Сдержанно-скептическое отношение к жизнетворческим позам, связанным чаще всего с эгоистическим самоутверждением, желанием обрести определенную репутацию в обществе, закрытостью, отъеди-ненностью, поверхностным отношением к проблемам жизни и культуры, сохранение безыскусственности как нормы унаследовано и рядом писателей XX в.: М.А. Булгаковым («Дни Турбиных» и «Белая гвардия»), М.М. Пришвиным, Б.Л. Пастернаком («Доктор Живаго», «Быть знаменитым некрасиво...»), И.С. Шмелевым, Б.К. Зайцевым, А.Т. Твардовским («Василий Теркин»), создателями «деревенской прозы».
Итак, формы поведения персонажей составляют одну из самых существенных граней мира литературного произведения. Без внимания писателя к «внешнему человеку», к человеку в «ценностно-эстетической воплощенности»1 его творчество непредставимо.
Н.Д. Тамарченко ПОВЕСТВОВАНИЕ
Термин повествование чаще всего используется при изучении речевой структуры отдельных эпических произведений или художественной системы одного автора —в этом аспекте. Но в последнее время появились и опыты в области исторической поэтики повествования2. Между тем содержание понятия остается еще в значительной степени не проясненным. Характерно «нестрогое и расплывчатое смешение повествования с «описанием», «изображением», чисто событийной содержательностью текста, а также со сказовыми формами и др.»3. Это замечание, как мы увидим, точно отражает положение дел в специальной литературе вопроса, в частности — справочной. Проблема осложняется тем, что интересующая нас категория тесно связана с целым кругом других понятий, характеризующих как словесную «материю» произведения, так и «участников» осуществляемого им события общения (автор, герой, читатель; повествователь или рассказчик в качестве «посредников» между изображенным миром и миром автора и читателя).

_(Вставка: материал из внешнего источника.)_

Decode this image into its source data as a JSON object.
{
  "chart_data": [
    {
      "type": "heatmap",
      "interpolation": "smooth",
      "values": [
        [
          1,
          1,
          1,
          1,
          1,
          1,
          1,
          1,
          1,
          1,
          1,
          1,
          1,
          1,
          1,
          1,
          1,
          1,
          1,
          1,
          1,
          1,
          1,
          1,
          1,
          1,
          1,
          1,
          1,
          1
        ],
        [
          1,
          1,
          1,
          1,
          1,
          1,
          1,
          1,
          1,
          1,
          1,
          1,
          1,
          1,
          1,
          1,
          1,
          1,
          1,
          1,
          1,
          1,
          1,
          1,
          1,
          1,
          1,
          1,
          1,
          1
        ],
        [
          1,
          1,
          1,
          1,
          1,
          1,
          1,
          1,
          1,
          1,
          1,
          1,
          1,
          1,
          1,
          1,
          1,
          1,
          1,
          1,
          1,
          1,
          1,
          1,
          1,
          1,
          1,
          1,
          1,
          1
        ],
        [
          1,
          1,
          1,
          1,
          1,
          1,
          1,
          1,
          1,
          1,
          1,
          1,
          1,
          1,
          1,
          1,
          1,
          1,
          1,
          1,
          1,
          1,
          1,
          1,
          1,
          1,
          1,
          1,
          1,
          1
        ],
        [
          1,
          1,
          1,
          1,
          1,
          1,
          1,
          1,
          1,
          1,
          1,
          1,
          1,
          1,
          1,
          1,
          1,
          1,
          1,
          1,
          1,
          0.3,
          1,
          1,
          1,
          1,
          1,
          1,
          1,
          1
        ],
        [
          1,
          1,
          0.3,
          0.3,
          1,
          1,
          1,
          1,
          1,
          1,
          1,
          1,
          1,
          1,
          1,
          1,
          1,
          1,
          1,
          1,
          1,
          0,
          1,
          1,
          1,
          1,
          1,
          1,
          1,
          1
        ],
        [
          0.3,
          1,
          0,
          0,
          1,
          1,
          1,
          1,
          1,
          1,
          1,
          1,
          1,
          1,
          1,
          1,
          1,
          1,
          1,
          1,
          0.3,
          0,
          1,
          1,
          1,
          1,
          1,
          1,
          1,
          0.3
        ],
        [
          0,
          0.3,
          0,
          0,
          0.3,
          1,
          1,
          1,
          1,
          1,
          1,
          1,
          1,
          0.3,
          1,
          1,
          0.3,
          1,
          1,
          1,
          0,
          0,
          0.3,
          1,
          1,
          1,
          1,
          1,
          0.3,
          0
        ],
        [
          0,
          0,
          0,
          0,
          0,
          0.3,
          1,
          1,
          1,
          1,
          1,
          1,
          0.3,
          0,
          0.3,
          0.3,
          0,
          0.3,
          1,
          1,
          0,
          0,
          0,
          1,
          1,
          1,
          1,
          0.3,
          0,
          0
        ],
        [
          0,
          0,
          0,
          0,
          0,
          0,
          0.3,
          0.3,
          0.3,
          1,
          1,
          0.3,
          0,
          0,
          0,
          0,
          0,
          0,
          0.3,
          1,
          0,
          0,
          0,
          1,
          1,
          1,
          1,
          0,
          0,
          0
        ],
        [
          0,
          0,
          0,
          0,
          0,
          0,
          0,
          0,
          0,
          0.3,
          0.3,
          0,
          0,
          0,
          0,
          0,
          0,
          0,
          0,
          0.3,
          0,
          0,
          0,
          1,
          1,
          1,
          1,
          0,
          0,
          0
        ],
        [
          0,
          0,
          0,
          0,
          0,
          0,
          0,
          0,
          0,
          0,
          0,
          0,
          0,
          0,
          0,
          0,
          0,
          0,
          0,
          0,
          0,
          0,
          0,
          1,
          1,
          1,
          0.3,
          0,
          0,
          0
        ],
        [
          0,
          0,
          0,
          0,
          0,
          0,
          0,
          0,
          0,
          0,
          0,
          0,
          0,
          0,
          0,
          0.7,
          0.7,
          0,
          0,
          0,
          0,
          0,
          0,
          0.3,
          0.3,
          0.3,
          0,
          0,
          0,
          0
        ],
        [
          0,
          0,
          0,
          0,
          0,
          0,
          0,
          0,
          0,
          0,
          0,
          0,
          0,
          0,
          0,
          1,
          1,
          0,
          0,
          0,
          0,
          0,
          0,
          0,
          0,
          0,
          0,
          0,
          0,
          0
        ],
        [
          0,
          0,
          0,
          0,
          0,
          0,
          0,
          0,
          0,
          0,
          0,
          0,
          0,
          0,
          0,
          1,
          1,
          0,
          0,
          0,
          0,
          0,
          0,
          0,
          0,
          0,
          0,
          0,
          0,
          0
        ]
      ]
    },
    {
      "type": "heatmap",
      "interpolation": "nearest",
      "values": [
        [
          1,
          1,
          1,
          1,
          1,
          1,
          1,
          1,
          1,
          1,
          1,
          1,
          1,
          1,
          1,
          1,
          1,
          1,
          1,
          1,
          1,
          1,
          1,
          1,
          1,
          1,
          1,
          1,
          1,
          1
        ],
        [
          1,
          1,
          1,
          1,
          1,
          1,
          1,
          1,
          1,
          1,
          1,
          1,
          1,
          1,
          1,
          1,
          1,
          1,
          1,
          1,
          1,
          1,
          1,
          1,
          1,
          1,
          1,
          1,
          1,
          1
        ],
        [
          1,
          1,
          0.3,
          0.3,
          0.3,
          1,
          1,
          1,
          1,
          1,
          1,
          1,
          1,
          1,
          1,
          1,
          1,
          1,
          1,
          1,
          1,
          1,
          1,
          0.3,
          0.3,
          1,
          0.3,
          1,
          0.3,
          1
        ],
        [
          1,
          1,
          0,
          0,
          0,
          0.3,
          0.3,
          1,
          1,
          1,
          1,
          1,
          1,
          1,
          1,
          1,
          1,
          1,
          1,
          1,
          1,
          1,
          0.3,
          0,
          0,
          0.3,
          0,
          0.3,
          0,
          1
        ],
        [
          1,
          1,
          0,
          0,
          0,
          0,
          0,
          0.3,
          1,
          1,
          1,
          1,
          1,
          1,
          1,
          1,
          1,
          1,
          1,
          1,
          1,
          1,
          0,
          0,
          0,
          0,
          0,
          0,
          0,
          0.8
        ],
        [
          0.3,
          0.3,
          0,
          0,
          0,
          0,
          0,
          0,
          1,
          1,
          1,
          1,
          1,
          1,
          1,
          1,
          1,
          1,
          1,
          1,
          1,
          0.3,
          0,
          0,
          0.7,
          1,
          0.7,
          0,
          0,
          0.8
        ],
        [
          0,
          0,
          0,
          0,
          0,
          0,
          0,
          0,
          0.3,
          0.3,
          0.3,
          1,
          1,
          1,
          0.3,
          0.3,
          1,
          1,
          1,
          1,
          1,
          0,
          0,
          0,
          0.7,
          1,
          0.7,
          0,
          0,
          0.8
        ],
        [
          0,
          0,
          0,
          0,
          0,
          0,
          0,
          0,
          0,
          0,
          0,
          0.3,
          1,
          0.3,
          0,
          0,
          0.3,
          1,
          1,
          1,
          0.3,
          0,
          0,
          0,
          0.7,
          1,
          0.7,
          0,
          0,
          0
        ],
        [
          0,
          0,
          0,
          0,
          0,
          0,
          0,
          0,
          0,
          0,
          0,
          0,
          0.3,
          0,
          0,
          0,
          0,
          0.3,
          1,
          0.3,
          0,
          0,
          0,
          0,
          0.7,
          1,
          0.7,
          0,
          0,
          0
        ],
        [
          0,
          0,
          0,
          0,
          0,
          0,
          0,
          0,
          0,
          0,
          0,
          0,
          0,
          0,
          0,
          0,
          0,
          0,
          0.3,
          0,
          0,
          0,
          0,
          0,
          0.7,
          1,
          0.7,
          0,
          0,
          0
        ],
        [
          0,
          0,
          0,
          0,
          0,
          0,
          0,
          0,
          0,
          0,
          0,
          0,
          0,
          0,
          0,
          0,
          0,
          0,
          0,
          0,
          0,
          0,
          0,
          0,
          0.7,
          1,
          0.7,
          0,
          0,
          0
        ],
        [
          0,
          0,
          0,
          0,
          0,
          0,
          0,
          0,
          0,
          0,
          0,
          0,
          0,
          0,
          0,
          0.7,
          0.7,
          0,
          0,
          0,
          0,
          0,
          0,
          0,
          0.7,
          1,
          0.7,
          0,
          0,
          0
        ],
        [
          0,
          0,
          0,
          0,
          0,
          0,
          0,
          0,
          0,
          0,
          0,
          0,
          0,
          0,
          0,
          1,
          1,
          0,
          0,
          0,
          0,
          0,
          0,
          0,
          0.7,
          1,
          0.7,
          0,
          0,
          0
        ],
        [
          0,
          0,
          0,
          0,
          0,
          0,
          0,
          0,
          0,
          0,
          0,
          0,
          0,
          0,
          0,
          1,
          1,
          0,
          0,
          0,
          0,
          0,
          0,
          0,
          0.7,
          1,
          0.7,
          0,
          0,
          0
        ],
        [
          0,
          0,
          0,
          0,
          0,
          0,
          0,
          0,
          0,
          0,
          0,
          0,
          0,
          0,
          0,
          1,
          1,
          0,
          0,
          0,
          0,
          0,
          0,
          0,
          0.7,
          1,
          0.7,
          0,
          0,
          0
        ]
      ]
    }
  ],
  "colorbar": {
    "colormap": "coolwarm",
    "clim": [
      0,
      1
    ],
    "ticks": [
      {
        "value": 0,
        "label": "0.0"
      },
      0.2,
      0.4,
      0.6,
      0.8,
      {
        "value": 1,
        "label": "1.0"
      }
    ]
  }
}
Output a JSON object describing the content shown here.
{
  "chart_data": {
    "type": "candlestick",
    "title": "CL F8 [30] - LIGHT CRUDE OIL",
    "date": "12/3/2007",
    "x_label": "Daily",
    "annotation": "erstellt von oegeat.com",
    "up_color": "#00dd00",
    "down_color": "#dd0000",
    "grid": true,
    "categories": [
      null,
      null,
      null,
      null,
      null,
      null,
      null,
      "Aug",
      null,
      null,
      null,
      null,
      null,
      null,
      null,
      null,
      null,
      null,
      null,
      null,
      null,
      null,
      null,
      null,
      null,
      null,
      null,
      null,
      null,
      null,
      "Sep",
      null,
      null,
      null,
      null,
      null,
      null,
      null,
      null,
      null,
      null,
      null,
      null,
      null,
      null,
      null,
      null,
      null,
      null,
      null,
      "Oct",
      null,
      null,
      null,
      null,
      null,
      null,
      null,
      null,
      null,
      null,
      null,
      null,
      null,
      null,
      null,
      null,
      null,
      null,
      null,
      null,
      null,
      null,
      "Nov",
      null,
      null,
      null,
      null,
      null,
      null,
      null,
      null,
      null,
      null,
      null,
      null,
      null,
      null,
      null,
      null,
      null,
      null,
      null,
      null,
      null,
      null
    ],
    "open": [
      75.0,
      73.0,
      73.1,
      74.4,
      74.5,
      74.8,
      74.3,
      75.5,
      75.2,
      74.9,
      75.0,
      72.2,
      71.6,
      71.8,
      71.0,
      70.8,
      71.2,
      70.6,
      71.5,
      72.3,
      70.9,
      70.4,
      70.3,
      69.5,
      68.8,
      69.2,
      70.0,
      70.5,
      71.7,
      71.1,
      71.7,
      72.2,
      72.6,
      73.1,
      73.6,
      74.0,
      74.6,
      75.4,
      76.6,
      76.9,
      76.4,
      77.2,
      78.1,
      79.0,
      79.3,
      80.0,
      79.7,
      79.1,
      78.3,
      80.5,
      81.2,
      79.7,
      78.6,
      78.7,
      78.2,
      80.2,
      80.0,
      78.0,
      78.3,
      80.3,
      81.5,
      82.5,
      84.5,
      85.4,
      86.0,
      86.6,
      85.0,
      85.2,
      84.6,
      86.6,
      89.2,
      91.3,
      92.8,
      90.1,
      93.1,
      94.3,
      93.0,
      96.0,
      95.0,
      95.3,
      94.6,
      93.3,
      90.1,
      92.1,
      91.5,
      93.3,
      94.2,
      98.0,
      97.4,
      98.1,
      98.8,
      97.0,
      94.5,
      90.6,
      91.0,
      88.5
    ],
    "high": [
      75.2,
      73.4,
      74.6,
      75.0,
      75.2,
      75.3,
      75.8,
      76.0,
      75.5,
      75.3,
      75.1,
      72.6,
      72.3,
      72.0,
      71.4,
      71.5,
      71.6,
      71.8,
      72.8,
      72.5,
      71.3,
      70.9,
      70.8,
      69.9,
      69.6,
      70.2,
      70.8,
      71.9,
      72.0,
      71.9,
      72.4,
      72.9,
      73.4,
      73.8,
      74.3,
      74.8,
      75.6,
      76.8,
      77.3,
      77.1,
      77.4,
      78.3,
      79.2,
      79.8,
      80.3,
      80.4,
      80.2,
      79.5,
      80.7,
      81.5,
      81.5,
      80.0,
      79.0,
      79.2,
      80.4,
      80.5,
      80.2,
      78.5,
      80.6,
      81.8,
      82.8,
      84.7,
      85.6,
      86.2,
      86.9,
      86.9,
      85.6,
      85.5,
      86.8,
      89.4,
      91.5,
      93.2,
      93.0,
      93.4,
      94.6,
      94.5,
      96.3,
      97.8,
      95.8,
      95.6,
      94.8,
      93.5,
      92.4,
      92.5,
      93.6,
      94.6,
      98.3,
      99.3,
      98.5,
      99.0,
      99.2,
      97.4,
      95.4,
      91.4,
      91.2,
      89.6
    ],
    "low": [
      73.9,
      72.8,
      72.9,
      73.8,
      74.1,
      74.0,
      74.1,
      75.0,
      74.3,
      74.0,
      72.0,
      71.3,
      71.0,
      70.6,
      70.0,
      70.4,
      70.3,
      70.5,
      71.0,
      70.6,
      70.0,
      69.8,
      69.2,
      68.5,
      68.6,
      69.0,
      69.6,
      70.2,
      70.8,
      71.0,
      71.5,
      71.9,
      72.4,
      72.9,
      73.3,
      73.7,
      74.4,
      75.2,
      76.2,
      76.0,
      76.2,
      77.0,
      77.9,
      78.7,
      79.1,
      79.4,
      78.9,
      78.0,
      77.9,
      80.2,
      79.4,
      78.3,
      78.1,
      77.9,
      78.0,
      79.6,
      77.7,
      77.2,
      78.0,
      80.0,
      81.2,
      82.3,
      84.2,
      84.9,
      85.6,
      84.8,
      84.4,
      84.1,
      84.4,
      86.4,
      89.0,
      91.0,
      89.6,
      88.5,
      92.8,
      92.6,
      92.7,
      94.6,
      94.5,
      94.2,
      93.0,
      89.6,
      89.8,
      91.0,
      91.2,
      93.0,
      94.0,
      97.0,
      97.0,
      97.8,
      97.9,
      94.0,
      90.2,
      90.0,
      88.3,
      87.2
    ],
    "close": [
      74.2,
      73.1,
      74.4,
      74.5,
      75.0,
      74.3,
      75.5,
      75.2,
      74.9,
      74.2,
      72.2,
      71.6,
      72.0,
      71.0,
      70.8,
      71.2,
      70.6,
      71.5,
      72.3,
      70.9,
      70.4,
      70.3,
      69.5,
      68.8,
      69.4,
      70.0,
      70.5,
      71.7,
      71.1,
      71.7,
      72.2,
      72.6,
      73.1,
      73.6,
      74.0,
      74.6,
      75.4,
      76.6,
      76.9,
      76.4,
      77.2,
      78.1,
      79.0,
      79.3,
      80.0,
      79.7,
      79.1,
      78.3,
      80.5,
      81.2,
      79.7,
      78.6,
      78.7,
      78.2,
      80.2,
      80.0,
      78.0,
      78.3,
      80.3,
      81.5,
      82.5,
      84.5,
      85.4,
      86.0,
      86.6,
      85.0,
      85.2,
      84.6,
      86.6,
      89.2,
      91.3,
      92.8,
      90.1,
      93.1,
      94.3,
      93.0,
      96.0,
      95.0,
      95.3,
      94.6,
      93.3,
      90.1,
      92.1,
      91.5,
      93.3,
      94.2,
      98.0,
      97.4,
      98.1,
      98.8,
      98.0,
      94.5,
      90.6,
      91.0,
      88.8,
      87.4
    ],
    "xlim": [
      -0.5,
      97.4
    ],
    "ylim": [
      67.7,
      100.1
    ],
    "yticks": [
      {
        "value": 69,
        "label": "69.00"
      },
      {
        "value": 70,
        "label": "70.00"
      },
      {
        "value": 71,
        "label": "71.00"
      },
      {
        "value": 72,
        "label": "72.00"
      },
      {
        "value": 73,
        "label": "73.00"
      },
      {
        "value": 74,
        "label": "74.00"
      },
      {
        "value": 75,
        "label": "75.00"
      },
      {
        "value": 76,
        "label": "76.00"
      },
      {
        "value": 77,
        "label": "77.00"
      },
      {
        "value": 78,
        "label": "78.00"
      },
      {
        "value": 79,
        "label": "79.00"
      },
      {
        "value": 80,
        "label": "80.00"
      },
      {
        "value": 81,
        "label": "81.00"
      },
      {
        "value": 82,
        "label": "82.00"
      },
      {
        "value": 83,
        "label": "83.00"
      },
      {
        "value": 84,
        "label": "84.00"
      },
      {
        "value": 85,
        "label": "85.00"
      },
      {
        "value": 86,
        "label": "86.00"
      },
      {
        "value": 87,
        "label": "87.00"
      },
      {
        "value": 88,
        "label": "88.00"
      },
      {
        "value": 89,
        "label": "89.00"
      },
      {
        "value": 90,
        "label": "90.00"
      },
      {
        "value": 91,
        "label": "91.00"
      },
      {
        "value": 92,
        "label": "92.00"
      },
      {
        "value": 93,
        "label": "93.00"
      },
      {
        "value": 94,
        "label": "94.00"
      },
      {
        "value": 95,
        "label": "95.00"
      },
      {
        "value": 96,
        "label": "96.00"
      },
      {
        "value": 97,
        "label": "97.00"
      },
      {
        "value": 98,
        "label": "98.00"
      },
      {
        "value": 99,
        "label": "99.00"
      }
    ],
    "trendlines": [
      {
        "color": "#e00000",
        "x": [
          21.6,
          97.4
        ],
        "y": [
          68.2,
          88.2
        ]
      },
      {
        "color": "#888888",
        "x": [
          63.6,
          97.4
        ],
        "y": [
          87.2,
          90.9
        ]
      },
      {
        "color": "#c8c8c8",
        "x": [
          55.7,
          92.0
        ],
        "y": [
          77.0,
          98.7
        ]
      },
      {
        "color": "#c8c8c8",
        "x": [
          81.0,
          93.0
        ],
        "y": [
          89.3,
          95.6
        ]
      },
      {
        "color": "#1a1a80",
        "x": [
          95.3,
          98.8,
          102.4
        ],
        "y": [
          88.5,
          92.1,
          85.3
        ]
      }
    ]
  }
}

Прежде всего, очевидно, следует соотнести понятие «повествование» со структурой литературного произведения, а именно с разделением в нем двух аспектов: «события, о котором рассказывается», и «события самого рассказывания»4. С нашей точки зрения, «повествование» соответствует исключительно событию рассказывания, т. е. общения повествующего субъекта с адресатом-читателем.